On dit parfois que l'actualité rejoint la fiction, voire la dépasse. En Amérique latine, c'est toujours l'inverse : c'est la fiction qui fait la réalité. La preuve caricaturale vient d'être apportée par les trois derniers jours de la vie politique péruvienne.

Le président de la république du Pérou Martín Vizcarra
Le président de la république du Pérou Martín Vizcarra © AFP / JUAN PABLO AZABACHE / ANDINA

Imaginez un pays dont le président n'a pas été élu sur son nom, mais sur celui de son prédécesseur emprisonné

C'est le cas du président péruvien actuel Martín Vizcarra, ingénieur falot, certes plusieurs fois ministre mais plus à l'aise avec la diplomatie.

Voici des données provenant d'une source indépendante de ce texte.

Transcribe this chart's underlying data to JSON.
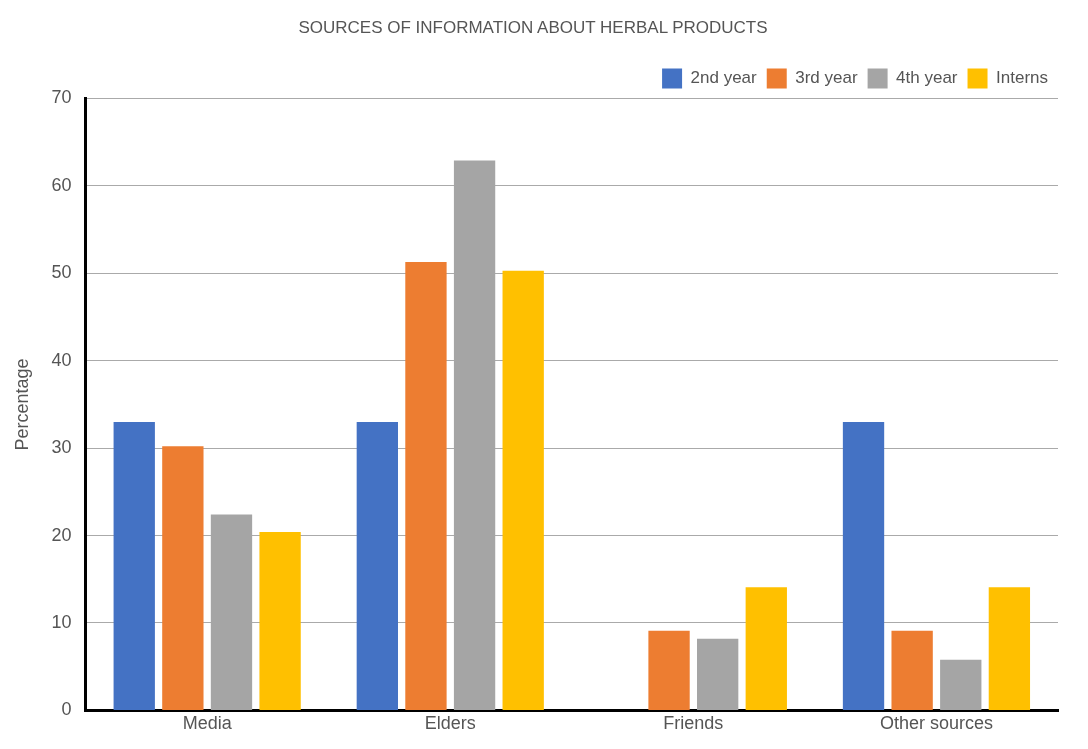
{
  "chart_data": {
    "type": "bar",
    "title": "SOURCES OF INFORMATION ABOUT HERBAL PRODUCTS",
    "ylabel": "Percentage",
    "categories": [
      "Media",
      "Elders",
      "Friends",
      "Other sources"
    ],
    "series": [
      {
        "name": "2nd year",
        "color": "#4472c4",
        "values": [
          33,
          33,
          0,
          33
        ]
      },
      {
        "name": "3rd year",
        "color": "#ed7d31",
        "values": [
          30.2,
          51.3,
          9.1,
          9.1
        ]
      },
      {
        "name": "4th year",
        "color": "#a5a5a5",
        "values": [
          22.4,
          62.9,
          8.2,
          5.8
        ]
      },
      {
        "name": "Interns",
        "color": "#ffc000",
        "values": [
          20.4,
          50.3,
          14.1,
          14.1
        ]
      }
    ],
    "ylim": [
      0,
      70
    ],
    "yticks": [
      0,
      10,
      20,
      30,
      40,
      50,
      60,
      70
    ],
    "grid": "y",
    "legend": "top right"
  }
}
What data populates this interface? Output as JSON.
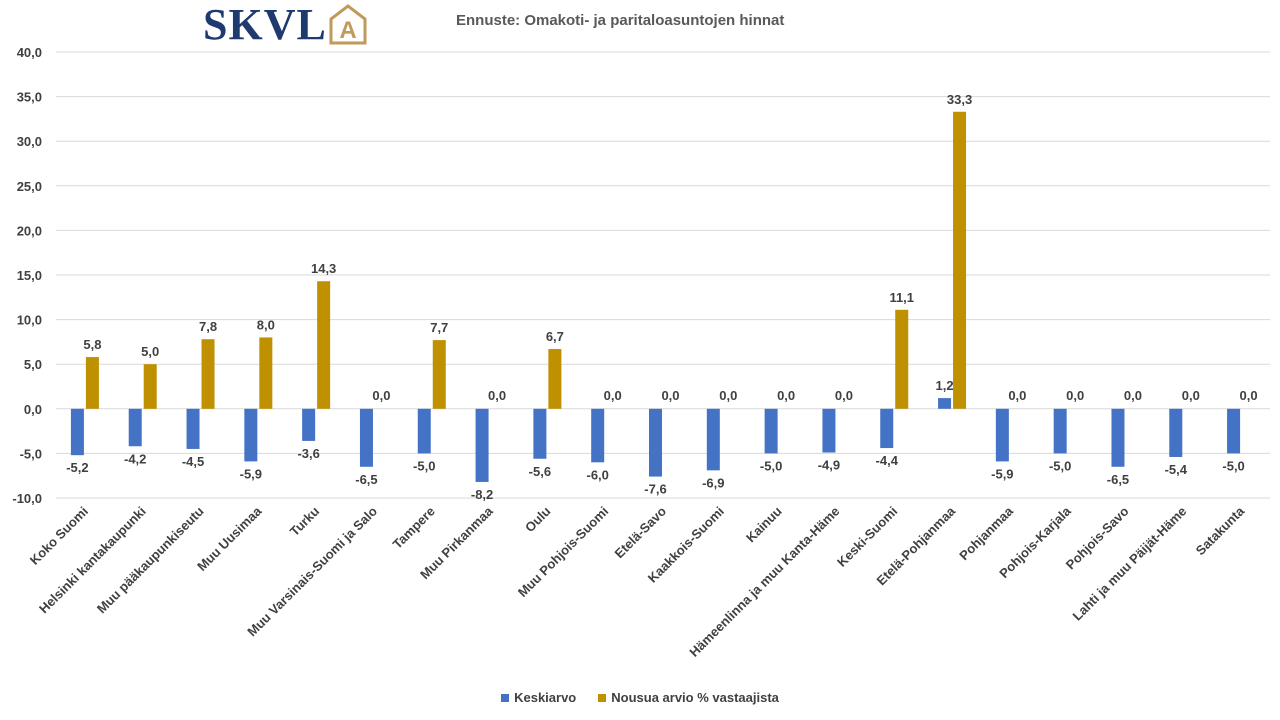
{
  "logo": {
    "text": "SKVL",
    "badge": "A"
  },
  "chart_data": {
    "type": "bar",
    "title": "Ennuste: Omakoti- ja paritaloasuntojen hinnat",
    "xlabel": "",
    "ylabel": "",
    "ylim": [
      -10,
      40
    ],
    "yticks": [
      -10,
      -5,
      0,
      5,
      10,
      15,
      20,
      25,
      30,
      35,
      40
    ],
    "grid": true,
    "legend_position": "bottom",
    "categories": [
      "Koko Suomi",
      "Helsinki kantakaupunki",
      "Muu pääkaupunkiseutu",
      "Muu Uusimaa",
      "Turku",
      "Muu Varsinais-Suomi ja Salo",
      "Tampere",
      "Muu Pirkanmaa",
      "Oulu",
      "Muu Pohjois-Suomi",
      "Etelä-Savo",
      "Kaakkois-Suomi",
      "Kainuu",
      "Hämeenlinna ja muu Kanta-Häme",
      "Keski-Suomi",
      "Etelä-Pohjanmaa",
      "Pohjanmaa",
      "Pohjois-Karjala",
      "Pohjois-Savo",
      "Lahti ja muu Päijät-Häme",
      "Satakunta"
    ],
    "series": [
      {
        "name": "Keskiarvo",
        "color": "#4472c4",
        "values": [
          -5.2,
          -4.2,
          -4.5,
          -5.9,
          -3.6,
          -6.5,
          -5.0,
          -8.2,
          -5.6,
          -6.0,
          -7.6,
          -6.9,
          -5.0,
          -4.9,
          -4.4,
          1.2,
          -5.9,
          -5.0,
          -6.5,
          -5.4,
          -5.0
        ]
      },
      {
        "name": "Nousua arvio % vastaajista",
        "color": "#bf9000",
        "values": [
          5.8,
          5.0,
          7.8,
          8.0,
          14.3,
          0.0,
          7.7,
          0.0,
          6.7,
          0.0,
          0.0,
          0.0,
          0.0,
          0.0,
          11.1,
          33.3,
          0.0,
          0.0,
          0.0,
          0.0,
          0.0
        ]
      }
    ]
  }
}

Il était d'ailleurs ambassadeur au Canada lorsqu'il a dû toute affaires cessantes revenir à Lima pour prêter serment comme président. C'était en mars 2018. 

Imaginez ensuite que le Parlement, dominé par l'opposition, bloque depuis des mois toutes les lois.

Toutes les lois présentées par le président sont systématiquement bloquées au Parlement, qui parfois ne prend même pas la peine de les examiner. Et pour une bonne raison : les deux partis qui contrôlent la chambre sont dévastés par des scandales de corruption.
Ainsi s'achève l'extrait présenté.